Figure 1 — High-Level Architecture

Ontology Layer
     ↓
Computational Entities
     ↓
Feature Space Representation
     ↓
┌───────────────┬───────────────┐
│               │               │
Market Engine   Academic Brain  │
│               │               │
└──────┬────────┴────────┬──────┘
       ↓                 ↓
     Fusion & Arbitration
               ↓
        Governance Layer
               ↓
        Decision Output

Figure 2 — Epistemic Composition

Knowledge (Ontology)
      ↓
Execution (Entities)
      ↓
Evaluation (Dual Evidence)
      ↓
Validation (Governance)
      ↓
Decision

9. Formal Properties

9.1 Composability

E_3 = E_2(E_1(x))

9.2 Determinism

E(x) = y ⇒ E(x) = y

9.3 Traceability

Every decision must be explainable, reproducible, and auditable.


10. Advantages

  • 10.1 Epistemic Robustness: Combines empirical and theoretical knowledge.
  • 10.2 Interpretability: Every decision can be decomposed into components.
  • 10.3 Transferability: Architecture is reusable across domains.
  • 10.4 Policy Safety: Governance layer ensures compliance.

11. Applications

  • Financial decision systems
  • Engineering evaluation tools
  • AI-assisted planning systems
  • Fundraising optimization
  • Policy compliance engines

12. Limitations

  • Complexity of ontology design
  • Dependency on evidence quality
  • Computational overhead
  • Need for governance tuning

  • Artificial Intelligence: Russell & Norvig (AI systems)
  • Causality: Pearl (causal inference)
  • Decision Theory: Kahneman & Tversky
  • Ontology Engineering: Gruber (1993)
  • Knowledge Systems: Newell (Knowledge Level)

14. Future Work

  • Integration with reinforcement learning
  • Adaptive fusion weighting
  • Automated ontology generation
  • Self-evolving evidence graphs

15. Conclusion

We propose a new paradigm:

Decision systems as composable epistemic architectures.
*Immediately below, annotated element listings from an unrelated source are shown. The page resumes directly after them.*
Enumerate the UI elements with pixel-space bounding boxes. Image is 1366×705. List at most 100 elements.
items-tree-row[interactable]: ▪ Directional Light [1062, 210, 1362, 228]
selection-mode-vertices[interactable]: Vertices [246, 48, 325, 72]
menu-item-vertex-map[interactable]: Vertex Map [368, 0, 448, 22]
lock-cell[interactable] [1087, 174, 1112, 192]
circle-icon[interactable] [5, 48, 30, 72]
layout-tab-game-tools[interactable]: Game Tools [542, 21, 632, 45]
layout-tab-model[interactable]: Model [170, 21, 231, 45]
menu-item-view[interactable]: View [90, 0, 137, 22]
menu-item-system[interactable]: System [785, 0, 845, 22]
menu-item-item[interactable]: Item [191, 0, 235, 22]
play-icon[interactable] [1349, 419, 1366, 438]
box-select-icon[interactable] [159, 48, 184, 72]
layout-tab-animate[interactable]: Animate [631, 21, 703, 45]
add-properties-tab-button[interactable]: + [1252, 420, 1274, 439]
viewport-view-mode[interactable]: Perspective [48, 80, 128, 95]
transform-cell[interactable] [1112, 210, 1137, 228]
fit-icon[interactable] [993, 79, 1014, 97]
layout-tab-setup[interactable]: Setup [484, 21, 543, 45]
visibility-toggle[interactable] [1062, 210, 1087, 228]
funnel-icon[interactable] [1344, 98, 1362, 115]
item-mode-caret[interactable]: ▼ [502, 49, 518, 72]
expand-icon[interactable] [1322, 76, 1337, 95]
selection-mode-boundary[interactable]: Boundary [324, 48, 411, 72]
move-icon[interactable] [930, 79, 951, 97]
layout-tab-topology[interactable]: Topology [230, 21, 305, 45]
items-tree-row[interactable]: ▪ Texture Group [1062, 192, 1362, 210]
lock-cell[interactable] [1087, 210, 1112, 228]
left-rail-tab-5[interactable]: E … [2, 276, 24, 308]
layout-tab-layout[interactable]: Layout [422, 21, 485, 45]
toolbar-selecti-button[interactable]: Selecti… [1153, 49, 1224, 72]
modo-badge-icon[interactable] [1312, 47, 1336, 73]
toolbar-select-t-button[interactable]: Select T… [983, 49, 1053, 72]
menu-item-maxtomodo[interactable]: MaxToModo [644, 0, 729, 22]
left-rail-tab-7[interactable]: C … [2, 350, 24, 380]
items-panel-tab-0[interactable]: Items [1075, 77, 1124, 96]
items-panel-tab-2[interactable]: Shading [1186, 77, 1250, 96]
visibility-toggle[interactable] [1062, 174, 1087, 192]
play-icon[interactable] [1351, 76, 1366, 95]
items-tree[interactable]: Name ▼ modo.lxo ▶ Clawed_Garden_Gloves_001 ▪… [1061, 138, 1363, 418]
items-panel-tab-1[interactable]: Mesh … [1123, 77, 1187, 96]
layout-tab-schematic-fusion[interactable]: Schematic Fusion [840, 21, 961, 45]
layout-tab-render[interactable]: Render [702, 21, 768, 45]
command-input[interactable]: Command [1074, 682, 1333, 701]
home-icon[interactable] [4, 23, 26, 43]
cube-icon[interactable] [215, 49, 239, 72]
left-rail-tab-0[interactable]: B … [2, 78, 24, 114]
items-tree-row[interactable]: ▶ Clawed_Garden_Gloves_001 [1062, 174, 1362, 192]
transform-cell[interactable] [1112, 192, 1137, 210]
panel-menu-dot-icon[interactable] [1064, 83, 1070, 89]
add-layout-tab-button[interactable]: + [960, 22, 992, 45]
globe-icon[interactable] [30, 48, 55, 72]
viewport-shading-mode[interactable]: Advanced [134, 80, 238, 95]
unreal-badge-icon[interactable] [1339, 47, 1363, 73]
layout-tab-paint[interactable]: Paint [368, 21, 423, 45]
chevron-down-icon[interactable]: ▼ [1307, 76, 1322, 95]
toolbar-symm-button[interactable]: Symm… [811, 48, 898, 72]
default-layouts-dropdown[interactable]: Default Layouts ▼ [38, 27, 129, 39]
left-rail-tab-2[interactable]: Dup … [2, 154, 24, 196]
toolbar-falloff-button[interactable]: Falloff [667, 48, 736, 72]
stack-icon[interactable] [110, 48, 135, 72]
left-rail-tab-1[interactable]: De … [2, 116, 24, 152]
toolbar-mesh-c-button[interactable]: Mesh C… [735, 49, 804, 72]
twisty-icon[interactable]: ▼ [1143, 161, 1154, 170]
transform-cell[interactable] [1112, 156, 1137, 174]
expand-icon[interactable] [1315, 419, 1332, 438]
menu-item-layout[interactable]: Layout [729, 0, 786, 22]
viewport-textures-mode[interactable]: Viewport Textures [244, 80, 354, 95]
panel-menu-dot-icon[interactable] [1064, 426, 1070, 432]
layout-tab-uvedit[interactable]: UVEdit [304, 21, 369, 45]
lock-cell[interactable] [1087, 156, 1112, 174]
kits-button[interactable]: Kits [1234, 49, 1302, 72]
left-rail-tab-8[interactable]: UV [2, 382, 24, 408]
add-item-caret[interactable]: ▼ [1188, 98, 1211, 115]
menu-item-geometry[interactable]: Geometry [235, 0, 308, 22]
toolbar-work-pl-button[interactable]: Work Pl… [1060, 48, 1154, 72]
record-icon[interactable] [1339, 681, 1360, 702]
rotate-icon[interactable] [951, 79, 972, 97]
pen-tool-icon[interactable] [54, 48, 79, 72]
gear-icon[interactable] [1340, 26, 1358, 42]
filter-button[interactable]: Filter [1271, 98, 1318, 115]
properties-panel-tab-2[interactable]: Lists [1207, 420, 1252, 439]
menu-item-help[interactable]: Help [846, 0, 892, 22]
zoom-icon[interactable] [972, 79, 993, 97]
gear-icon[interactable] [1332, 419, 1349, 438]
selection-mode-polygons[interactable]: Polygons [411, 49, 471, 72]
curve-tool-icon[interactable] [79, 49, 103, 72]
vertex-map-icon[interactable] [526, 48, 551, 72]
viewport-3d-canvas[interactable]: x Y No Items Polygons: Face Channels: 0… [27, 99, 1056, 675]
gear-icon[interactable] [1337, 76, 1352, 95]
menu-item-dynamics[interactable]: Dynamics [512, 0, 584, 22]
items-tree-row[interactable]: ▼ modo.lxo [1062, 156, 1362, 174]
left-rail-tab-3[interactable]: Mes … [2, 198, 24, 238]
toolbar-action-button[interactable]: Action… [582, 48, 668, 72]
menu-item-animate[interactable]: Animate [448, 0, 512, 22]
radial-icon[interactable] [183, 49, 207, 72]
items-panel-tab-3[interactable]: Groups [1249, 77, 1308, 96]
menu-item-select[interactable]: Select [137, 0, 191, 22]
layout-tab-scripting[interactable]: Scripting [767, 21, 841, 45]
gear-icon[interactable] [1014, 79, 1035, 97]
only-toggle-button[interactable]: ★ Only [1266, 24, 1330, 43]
By integrating structured knowledge, executable logic, and dual evidence evaluation, the system enables reliable decisions, scalable architectures, and high-integrity outputs.


References

  • Gruber, T. (1993). A translation approach to portable ontology specifications. Knowledge Acquisition.
  • Kahneman, D., & Tversky, A. (1979). Prospect theory: An analysis of decision under risk. Econometrica.
  • Pearl, J. (2000). Causality: Models, Reasoning, and Inference. Cambridge University Press.
  • Russell, S., & Norvig, P. (2020). Artificial Intelligence: A Modern Approach. Pearson.
  • Newell, A. (1982). The knowledge level. Artificial Intelligence.